L’Assemblée, riche en orateurs, avait droit d’être difficile. Habituée à la figure léonine de Mirabeau, à la suffisance audacieuse de Barnave, au chaleureux Cazalès, au lutteur insolent Maury, elle trouvait pénible à voir l’indigente figure de Robespierre, sa raideur, sa timidité. Sa constante tension de muscles et de voix, l’effort monotone de son débit, son air un peu myope, donnaient une impression laborieuse, fatigante ; on s’en tirait en s’en moquant. Pour comble, on ne lui laissait pas la consolation de se voir au moins imprimé. Les journalistes, par négligence ou peut-être sur la recommandation des amis de Robespierre, mutilaient cruellement ses discours les plus travaillés. Ils s’obstinaient à ne pas savoir son nom, l’appelant toujours : Un membre, ou M. N…, ou trois étoiles.

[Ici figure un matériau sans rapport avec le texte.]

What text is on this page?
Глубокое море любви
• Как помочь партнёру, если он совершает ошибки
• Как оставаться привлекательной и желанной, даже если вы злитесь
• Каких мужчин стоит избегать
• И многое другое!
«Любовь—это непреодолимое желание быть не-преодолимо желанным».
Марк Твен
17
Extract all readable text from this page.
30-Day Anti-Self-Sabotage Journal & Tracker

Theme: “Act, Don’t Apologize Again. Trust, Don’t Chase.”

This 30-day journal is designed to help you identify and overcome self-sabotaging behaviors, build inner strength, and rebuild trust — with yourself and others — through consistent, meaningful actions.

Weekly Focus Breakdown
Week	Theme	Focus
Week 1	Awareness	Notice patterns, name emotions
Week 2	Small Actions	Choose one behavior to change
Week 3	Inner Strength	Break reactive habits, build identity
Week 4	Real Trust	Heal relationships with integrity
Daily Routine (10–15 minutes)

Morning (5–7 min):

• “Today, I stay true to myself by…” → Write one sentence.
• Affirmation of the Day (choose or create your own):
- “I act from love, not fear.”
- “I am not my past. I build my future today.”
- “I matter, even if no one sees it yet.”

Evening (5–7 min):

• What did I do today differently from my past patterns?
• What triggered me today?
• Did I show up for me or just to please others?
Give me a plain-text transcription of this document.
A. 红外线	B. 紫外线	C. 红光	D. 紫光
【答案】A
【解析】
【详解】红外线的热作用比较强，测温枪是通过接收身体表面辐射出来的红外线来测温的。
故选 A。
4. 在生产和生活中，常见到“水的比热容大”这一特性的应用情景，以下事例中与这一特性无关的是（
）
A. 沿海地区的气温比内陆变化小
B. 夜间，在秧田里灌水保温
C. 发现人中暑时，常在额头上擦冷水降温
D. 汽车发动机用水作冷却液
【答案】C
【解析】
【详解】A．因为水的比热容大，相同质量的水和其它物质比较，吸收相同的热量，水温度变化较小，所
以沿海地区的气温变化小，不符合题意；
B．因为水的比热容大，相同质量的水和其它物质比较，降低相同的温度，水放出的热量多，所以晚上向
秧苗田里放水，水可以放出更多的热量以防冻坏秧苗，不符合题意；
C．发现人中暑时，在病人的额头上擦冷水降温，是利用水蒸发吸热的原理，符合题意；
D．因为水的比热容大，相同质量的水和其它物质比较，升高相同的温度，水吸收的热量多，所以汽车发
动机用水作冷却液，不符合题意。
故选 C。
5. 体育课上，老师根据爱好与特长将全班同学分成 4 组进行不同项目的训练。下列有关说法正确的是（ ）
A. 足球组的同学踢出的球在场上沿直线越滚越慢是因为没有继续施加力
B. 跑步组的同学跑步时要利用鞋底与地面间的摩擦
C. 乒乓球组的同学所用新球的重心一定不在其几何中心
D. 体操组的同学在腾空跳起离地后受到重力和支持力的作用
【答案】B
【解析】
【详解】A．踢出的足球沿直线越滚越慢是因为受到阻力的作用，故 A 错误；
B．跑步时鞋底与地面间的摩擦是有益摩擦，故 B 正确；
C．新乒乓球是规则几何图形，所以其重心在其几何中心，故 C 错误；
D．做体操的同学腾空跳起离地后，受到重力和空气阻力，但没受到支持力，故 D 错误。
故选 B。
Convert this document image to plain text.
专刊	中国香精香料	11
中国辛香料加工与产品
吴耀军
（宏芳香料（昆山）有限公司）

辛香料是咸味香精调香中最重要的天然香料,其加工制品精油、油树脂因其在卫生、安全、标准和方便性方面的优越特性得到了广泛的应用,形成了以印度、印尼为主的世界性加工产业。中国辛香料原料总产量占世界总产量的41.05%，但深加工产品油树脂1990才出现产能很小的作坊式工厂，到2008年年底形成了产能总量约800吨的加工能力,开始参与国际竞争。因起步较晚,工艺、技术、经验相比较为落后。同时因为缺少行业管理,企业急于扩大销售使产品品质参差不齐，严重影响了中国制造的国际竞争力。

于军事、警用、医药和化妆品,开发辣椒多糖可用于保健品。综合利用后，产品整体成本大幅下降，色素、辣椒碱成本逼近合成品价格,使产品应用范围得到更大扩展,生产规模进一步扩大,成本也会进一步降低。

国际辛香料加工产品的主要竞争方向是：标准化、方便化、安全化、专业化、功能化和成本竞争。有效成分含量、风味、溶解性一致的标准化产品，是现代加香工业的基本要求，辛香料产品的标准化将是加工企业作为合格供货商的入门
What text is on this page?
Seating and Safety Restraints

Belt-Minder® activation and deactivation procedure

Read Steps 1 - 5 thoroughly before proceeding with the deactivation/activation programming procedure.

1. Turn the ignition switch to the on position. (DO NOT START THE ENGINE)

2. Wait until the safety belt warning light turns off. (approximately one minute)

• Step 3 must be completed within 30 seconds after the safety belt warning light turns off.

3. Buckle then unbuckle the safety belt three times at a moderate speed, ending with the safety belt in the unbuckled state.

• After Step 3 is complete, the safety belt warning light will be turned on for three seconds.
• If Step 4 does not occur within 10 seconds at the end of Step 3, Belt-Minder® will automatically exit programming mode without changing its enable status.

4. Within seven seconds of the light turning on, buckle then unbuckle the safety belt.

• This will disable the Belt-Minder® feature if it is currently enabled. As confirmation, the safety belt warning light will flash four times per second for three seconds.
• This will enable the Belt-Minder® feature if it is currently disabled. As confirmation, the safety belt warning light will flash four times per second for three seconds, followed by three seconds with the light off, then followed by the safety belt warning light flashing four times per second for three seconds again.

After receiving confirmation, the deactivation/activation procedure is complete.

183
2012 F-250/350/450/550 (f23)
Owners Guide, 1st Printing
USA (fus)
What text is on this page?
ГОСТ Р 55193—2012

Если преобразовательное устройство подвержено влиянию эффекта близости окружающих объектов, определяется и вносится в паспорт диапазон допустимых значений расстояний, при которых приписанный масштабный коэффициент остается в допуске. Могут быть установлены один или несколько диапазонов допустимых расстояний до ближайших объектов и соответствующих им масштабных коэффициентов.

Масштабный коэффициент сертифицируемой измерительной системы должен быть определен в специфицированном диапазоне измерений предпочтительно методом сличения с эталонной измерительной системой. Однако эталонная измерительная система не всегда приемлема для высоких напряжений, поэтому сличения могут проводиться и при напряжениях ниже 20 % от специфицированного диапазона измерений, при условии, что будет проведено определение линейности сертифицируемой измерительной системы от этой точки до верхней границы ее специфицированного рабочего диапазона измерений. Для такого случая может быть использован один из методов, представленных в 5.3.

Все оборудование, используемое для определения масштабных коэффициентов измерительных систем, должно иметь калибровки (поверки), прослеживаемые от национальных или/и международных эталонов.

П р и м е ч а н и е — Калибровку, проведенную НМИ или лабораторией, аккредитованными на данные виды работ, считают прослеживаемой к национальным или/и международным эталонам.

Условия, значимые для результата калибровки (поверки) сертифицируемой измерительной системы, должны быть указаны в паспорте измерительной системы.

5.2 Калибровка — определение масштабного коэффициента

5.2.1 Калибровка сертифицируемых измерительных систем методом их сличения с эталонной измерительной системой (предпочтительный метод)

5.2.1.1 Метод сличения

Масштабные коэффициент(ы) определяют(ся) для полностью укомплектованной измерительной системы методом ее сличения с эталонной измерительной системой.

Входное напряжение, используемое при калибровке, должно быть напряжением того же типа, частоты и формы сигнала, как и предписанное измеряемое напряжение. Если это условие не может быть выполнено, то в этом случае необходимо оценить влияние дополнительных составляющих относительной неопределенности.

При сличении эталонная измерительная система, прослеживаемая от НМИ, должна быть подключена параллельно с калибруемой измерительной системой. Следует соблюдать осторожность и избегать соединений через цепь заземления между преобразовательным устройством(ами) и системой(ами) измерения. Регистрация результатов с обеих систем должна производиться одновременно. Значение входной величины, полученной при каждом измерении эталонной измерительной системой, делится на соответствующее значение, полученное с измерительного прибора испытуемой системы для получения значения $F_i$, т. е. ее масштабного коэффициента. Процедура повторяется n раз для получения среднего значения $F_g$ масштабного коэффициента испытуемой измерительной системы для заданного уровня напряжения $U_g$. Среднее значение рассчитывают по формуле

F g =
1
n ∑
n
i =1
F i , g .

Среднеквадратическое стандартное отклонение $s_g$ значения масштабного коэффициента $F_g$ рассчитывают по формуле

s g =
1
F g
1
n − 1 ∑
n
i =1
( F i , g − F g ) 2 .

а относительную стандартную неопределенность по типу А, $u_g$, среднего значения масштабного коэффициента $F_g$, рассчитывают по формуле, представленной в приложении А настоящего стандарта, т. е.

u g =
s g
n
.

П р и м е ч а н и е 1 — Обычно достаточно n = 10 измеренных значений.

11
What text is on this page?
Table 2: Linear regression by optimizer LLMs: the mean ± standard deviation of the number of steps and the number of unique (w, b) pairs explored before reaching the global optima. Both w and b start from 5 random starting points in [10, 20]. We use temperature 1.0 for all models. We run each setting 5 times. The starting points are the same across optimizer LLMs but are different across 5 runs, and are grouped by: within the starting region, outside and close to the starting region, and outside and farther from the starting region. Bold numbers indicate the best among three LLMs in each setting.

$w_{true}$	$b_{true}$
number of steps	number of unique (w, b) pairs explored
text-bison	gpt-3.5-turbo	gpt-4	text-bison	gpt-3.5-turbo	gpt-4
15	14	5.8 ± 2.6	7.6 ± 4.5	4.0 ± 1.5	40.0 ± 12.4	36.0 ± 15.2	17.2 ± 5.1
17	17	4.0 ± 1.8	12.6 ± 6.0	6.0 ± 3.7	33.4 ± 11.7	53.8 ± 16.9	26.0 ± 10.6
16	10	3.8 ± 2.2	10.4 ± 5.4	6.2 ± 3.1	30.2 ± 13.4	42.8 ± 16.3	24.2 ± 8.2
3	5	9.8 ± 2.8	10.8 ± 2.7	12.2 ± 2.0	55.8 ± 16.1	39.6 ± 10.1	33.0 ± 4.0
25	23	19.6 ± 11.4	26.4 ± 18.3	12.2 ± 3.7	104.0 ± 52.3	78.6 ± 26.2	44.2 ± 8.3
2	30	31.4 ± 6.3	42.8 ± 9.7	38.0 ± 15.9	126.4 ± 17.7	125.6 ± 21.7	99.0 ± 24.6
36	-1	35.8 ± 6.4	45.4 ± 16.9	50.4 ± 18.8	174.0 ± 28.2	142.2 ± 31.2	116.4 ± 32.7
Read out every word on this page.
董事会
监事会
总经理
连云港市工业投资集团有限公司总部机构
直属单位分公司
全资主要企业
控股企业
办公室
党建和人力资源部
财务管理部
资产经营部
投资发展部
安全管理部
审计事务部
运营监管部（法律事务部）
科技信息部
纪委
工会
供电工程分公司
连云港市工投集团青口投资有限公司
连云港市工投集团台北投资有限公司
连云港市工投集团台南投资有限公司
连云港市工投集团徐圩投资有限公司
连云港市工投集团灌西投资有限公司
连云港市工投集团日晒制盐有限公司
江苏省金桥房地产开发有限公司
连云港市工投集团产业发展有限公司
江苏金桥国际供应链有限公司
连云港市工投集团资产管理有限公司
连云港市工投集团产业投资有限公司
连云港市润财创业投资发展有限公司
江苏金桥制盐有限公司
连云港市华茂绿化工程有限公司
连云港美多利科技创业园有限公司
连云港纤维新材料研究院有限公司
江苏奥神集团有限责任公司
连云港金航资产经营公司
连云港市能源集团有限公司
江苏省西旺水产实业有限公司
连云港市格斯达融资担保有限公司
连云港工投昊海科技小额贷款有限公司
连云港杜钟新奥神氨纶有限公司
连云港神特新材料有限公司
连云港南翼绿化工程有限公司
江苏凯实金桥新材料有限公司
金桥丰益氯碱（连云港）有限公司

Persécuté ainsi, il n’en saisissait que plus avidement toute occasion d’élever la voix, et cette résolution invariable de parler toujours le rendait parfois vraiment ridicule. Par exemple, quand l’Américain Paul Jones vint féliciter l’Assemblée, le président ayant répondu et tout le monde jugeant la réponse suffisante, Robespierre s’obstina à répondre aussi.